"Ani razu nie był w pokoju piłkarzy". Stanowski ujawnił rozmowę z asystentem Michniewicza ws. afery premiowej
Krzysztof Stanowski odniósł się do afery premiowej w reprezentacji Polski. Według informacji współzałożyciela "Kanału Sportowego" asystent selekcjonera Czesława Michniewicza nie zbierał numerów kont od kadrowiczów.
Afera premiowa jest głośno komentowana od kilkunastu dni. Sprawa podziału wirtualnych pieniędzy wstrząsnęła opinią publiczną i przyczyniła się do zwolnienia Czesława Michniewicza.
Kluczowe dla całej sprawy miały być wydarzenia, które relacjonował Roman Kołtoń, powołujący się na Jakuba Kwiatkowskiego. Znany dziennikarz poinformował, że o 2:30 w nocy asystent selekcjonera zbierał numery kont od zawodników, aby szybko sfinalizować wielomilionową transakcję.
- O wpół do trzeciej nad ranem w Katarze po meczu Argentyna - Polska doszło do wezwania przez Czesława Michniewicza liderów drużyny. Miałem wrażenie, że kapitan zespołu Robert Lewandowski był zażenowany tą sytuacją. To właśnie w tym momencie asystent Michniewicza, Kamil Potrykus został zobowiązany do zbierania numerów kont piłkarzy, aby przelew premii nastąpił jak najszybciej - miał mówić rzecznik PZPN (więcej TUTAJ).
Doniesieniom tym zaprzecza jednak Krzysztof Stanowski, regularnie broniący Michniewicza, będącego ojcem chrzestnym jednego z jego synów. Współzałożyciel "Kanału Sportowego" powołał się na swoją rozmowę z Kamilem Potrykusem. Współpracownik Czesława Michniewicza przedstawił własną wersję zdarzeń.

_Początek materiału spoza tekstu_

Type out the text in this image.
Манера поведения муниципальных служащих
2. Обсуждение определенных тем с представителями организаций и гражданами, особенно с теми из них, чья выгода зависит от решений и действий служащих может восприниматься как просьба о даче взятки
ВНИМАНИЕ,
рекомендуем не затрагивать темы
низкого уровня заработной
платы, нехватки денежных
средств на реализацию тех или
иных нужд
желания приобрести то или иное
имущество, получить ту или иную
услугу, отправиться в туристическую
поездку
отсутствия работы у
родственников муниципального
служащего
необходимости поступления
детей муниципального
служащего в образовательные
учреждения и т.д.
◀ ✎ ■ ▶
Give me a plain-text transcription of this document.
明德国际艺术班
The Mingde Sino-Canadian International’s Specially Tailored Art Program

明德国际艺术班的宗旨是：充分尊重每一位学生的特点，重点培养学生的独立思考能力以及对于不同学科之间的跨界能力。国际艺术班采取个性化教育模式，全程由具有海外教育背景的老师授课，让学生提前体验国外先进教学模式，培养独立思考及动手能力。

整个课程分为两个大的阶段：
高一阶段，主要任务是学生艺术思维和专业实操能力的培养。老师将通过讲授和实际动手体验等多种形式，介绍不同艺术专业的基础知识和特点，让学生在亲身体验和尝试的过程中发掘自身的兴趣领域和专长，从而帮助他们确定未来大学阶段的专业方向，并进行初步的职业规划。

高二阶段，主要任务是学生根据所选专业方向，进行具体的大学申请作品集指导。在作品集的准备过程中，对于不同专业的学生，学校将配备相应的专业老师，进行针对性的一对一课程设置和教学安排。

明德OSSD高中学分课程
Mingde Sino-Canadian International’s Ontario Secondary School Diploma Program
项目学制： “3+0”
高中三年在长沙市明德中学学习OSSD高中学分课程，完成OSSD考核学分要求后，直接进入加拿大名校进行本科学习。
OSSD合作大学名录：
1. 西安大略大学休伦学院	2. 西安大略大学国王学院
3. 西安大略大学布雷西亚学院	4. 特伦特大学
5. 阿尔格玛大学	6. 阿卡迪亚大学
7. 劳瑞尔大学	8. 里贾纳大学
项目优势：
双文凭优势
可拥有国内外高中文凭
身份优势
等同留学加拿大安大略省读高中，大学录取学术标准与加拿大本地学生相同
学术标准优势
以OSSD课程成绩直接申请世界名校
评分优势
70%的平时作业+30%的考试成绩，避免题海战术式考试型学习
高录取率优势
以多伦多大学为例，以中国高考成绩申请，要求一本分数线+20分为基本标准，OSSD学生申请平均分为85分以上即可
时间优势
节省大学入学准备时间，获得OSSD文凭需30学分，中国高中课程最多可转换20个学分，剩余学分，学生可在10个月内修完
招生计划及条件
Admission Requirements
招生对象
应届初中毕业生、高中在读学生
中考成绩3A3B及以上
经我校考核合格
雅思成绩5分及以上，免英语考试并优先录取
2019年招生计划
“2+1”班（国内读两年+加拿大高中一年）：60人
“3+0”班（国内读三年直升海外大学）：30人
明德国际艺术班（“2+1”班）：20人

- Zadzwoniłem do Kamila Potrykusa i powiedział mi, że on przez całe zgrupowanie to nawet nie był w ani jednym pokoju piłkarza. Nie odwiedził piłkarza w pokoju, bo to nie należało do jego obowiązków - poinformował Stanowski.
- Ale jak on teraz ma udowodnić swoje racje, kiedy cały czas mierzy się z anonimowymi opiniami. Nie ma nikogo kto powie: "dzień dobry, nazywam się Artur Jędrzejczyk i Kamil Potrykus spytał mnie o numer konta" - dodał dziennikarz.
- Jeśli ktoś wierzy, że Kamil Potrykus chodził z notesikiem i zbierał numery kont, to... po prostu nie jest prawda - podsumował Stanowski w "Kanale Sportowym".